I literally try not to think about it. I don't want to sample any of it or sneak some of it, because I am honestly afraid of going down that path. Maybe when I am farther out from surgery and have more of this under my belt, I might feel comfortable having a cookie.... or some candy.... but I can't do that right now. I want to firmly establish my new good eating habits and not sabotage myself. I want to succeed!!
So ... that cookie is just a cookie.... more like it will be around next year.... when you are at goal and you are thinner and stronger and more confident in your new self.... so just walk away!
Oh man, a good reason to work at home. I'me very glad I haven't had to deal with all that except when I have gone to meetings. I generally set a number, like one thing, then pick carefully and throughly enjoy that one thing. But that is for a couple hour meeting, not a whole day. Maybe one in the morning, one in the afternoon. Oh dear, that would be hard. Chocolate calium chews help me also.

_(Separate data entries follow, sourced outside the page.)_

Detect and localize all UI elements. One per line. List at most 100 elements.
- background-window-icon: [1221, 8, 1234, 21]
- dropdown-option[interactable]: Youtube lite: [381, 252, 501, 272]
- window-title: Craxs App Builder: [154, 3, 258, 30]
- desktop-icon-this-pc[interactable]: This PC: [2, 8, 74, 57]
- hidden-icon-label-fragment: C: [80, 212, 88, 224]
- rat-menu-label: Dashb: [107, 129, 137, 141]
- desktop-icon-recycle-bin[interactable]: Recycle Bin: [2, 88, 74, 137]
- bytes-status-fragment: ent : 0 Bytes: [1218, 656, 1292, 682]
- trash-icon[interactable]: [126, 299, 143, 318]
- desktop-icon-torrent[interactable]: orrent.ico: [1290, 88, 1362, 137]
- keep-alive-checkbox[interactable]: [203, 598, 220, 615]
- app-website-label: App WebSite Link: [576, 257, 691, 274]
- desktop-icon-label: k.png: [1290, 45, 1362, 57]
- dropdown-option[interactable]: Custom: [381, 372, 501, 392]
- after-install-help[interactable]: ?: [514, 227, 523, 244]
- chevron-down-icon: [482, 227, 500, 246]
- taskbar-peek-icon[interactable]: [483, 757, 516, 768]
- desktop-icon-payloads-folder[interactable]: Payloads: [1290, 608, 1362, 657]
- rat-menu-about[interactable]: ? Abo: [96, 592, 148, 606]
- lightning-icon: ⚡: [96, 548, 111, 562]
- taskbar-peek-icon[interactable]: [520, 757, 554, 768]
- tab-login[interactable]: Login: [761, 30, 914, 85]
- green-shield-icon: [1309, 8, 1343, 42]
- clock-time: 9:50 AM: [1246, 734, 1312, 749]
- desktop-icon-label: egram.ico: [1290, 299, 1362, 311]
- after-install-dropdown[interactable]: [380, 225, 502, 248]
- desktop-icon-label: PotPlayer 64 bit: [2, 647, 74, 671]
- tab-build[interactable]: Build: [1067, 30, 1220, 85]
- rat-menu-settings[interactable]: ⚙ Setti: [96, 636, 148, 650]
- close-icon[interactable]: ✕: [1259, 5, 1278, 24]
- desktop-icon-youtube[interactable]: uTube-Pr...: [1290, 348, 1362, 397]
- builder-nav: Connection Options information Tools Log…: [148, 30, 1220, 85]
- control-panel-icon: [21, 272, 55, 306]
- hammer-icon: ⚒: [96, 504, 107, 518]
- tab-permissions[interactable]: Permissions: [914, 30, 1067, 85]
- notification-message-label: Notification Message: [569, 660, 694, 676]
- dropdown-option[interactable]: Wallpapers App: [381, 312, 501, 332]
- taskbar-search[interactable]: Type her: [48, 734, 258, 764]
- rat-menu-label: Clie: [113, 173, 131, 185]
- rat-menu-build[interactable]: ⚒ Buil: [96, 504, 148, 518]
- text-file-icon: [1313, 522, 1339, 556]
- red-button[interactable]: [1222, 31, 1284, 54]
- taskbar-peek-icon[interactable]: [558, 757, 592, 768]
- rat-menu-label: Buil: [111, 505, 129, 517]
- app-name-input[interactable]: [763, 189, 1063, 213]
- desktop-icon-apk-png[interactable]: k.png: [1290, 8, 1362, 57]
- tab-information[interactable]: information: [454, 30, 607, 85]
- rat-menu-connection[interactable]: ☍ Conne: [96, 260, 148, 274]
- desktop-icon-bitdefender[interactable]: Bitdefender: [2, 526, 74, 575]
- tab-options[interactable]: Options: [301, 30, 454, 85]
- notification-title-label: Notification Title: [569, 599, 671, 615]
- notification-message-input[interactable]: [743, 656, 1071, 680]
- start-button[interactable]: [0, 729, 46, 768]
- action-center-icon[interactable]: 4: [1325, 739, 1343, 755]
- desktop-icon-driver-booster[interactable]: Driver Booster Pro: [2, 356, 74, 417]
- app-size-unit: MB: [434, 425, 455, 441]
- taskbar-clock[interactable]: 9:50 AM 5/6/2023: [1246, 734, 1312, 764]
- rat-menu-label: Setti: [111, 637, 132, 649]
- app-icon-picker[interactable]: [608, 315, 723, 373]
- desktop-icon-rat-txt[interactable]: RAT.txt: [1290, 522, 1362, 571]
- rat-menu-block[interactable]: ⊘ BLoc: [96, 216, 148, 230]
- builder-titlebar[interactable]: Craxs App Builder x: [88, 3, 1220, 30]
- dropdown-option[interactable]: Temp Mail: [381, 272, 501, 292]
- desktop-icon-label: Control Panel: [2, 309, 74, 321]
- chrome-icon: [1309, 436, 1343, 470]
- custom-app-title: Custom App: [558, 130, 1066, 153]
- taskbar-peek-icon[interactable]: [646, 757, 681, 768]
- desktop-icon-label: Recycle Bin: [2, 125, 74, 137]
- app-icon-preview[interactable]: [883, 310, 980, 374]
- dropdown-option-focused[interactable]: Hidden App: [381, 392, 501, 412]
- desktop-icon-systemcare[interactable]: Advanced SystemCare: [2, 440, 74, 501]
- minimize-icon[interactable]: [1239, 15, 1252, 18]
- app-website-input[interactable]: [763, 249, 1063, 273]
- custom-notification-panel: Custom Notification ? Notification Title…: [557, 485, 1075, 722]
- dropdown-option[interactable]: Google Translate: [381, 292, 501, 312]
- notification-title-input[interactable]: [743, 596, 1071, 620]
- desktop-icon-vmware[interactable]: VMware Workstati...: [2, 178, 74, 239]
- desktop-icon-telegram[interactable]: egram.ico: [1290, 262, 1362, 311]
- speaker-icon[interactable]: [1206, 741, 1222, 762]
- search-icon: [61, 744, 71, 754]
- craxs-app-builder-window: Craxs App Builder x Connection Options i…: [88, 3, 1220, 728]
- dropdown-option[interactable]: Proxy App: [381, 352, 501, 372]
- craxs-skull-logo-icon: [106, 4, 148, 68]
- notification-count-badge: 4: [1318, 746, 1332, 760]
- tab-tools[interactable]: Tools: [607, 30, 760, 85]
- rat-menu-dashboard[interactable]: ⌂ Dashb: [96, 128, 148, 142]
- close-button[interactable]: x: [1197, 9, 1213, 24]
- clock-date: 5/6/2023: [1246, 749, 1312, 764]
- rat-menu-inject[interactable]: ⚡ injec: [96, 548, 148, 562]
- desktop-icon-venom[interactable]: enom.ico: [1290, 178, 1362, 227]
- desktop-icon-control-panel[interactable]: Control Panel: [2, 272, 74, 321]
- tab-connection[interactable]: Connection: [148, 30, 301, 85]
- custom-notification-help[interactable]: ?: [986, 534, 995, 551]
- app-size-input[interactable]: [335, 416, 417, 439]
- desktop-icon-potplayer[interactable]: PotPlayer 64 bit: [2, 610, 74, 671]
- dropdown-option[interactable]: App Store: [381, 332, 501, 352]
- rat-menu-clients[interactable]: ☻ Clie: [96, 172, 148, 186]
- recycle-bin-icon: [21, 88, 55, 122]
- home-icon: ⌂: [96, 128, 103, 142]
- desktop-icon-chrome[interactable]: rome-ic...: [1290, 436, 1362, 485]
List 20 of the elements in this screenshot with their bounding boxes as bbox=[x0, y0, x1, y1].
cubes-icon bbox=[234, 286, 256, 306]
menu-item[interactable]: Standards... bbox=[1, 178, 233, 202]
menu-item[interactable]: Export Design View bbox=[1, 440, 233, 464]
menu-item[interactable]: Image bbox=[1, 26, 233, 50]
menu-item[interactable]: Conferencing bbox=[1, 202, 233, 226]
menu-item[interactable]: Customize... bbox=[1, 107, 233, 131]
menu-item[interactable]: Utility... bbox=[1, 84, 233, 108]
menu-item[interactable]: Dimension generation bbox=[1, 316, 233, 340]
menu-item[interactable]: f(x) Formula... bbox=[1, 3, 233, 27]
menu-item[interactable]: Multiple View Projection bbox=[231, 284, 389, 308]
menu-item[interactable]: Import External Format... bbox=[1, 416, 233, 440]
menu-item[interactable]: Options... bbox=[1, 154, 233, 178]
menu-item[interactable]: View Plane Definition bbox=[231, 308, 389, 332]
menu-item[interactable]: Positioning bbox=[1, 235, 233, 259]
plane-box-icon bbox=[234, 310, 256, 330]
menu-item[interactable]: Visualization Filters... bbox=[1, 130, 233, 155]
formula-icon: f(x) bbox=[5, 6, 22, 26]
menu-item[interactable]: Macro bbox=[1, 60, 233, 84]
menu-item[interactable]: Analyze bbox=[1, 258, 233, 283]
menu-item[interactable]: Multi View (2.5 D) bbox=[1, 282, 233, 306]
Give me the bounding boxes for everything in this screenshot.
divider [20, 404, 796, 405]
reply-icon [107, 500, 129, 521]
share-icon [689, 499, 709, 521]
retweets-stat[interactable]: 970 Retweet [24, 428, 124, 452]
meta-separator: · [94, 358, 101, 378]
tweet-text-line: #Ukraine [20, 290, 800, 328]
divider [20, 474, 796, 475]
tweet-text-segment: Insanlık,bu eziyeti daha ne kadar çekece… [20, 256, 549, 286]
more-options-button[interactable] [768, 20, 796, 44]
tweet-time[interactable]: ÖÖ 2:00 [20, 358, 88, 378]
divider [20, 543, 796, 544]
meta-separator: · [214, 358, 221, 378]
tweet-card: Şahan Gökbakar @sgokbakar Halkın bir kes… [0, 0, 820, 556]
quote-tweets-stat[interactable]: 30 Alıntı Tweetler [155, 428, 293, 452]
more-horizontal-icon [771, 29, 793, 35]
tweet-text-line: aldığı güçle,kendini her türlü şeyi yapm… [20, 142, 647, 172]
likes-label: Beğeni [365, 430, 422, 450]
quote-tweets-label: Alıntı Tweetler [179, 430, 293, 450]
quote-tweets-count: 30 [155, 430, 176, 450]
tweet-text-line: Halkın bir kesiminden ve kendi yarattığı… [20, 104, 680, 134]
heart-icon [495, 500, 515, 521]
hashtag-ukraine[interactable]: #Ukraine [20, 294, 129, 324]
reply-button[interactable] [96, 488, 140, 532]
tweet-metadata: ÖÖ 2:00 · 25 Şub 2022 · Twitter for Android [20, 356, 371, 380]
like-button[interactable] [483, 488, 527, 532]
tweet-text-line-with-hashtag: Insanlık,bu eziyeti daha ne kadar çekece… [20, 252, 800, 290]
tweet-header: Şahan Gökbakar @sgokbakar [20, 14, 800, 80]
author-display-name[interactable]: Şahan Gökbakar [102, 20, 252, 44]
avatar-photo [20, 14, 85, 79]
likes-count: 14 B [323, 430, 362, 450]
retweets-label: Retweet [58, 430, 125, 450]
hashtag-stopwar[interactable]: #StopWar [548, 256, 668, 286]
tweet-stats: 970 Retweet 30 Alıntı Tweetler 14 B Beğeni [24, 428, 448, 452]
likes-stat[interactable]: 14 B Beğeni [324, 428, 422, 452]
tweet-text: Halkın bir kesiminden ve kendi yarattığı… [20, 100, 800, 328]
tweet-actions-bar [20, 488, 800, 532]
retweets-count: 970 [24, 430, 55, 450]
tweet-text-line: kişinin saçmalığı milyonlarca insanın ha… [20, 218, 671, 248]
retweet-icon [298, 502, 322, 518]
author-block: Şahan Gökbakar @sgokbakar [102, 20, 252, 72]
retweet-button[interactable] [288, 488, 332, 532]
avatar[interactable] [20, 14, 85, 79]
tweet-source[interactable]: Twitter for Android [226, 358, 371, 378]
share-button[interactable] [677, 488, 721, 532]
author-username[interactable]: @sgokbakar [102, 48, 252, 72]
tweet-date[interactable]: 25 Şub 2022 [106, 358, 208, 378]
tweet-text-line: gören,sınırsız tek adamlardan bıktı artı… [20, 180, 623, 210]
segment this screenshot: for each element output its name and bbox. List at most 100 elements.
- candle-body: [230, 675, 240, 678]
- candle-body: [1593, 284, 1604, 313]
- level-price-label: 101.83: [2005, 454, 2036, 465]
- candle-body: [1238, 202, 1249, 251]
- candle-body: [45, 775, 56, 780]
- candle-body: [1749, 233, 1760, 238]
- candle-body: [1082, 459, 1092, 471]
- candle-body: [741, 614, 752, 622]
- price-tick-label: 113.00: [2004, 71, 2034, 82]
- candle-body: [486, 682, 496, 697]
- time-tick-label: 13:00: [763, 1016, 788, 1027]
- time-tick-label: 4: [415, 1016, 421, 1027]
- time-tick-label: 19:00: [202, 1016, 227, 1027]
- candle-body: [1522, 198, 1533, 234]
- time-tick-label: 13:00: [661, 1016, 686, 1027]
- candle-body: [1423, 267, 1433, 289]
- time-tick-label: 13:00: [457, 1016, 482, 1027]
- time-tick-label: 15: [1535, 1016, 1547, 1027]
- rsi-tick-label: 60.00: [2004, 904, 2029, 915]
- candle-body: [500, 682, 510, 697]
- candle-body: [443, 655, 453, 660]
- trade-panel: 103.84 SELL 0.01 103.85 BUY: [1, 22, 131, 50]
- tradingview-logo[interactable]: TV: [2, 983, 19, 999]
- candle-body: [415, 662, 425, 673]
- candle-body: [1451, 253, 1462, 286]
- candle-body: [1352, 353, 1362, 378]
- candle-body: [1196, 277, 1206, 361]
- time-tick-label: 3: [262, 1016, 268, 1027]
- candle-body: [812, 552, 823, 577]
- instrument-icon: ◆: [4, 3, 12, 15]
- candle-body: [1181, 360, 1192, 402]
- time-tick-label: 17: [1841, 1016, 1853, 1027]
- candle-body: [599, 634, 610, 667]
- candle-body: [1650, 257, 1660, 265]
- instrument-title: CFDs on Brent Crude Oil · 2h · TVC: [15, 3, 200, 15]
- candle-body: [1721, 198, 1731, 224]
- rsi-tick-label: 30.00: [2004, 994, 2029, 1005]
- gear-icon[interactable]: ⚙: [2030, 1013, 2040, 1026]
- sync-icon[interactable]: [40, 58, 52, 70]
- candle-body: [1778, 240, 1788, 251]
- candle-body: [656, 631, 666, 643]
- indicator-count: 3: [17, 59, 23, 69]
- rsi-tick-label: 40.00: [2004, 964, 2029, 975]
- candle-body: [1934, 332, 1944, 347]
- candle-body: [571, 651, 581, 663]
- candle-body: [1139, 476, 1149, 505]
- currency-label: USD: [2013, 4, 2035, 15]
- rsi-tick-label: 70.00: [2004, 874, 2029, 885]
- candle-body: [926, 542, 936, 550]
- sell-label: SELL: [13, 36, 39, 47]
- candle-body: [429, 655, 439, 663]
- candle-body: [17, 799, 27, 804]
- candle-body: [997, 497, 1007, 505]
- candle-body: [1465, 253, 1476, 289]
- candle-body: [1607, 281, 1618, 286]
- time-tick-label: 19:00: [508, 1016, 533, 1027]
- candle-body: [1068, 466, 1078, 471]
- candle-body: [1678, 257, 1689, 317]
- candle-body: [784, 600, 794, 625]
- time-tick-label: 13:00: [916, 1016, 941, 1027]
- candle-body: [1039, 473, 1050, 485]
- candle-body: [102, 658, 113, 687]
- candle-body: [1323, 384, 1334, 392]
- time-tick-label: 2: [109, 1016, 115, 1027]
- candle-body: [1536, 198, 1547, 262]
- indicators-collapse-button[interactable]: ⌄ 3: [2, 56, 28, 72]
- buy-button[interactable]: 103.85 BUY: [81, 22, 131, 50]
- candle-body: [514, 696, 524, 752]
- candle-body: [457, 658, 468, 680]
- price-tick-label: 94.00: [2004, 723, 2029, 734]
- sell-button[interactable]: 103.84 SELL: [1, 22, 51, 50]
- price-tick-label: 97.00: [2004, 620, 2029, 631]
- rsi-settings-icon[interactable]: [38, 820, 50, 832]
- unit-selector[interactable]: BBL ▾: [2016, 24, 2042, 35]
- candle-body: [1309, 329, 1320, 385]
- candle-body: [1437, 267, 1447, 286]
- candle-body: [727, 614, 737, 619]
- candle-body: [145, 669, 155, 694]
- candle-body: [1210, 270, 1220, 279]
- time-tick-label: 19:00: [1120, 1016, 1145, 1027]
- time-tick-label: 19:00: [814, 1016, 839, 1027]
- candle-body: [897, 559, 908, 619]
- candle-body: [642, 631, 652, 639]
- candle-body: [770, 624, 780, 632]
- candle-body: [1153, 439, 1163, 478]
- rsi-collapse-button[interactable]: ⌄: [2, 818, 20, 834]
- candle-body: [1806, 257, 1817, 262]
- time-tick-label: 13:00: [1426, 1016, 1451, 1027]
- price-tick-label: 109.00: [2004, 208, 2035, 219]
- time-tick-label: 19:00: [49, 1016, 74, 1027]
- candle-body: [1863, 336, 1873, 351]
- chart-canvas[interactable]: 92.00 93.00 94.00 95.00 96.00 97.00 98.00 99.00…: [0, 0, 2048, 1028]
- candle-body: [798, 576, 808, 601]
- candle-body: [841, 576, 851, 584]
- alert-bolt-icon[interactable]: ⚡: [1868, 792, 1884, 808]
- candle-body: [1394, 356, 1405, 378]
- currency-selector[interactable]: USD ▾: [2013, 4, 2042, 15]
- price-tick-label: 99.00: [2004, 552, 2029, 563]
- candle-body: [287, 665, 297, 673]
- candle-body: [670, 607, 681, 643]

66 yrs young, 4'11" hw 220, goal 120 met at 12 months, cw 129 learning Maintainance
Between 35-40 BMI? join us on the Lightweight board. the Lightweight Board
I work at a hospital...patients are giving us stuff and the things we get from the doctors and others reps...OH MY!
Thankfully I dump...so I stay far far away. I have been bringing to work WLS friendly snacks so that I can snack when my coworkers are eating crap. It makes me feel less deprived!
Thankfully I dump...so I stay far far away. I have been bringing to work WLS friendly snacks so that I can snack when my coworkers are eating crap. It makes me feel less deprived!
SW 212 / Goal 130 / Current 130
Someone came up with the idea of setting up the goodie table in the cubical right next to mine. So the first day back to work I'm sitting at my desk all day smelling something marvelous (still don't know what it was).
Since I'm only about 3 weeks out from surgery, most of the food isn't really tempting me, but good smelling food is making me insane.
I'm feeling ya! We had our first office luncheon today. I picked up chinese food for everyone so was able to get myself protein and veggies. Then the trouble. Someone gave me a big double layered box of the chocolates wrapped in the gold paper. I ate one then realized I was in trouble so I went over to our big office where there are 2 dozen people and offered everyone chocolates. I came home emptyhanded with a tummy ache from the 1 I did eat. Tomorrow is the next luncheon but I know that it will be catered with chicken. I think I'll ask my assistant to bring me back a plate with just a piece of chicken and broccoli so that I don't have to even walk into the main office.
I really need strategic planning at this time of year. I need to visualize the situation and plan how to enjoy it without the sugar.
I really need strategic planning at this time of year. I need to visualize the situation and plan how to enjoy it without the sugar.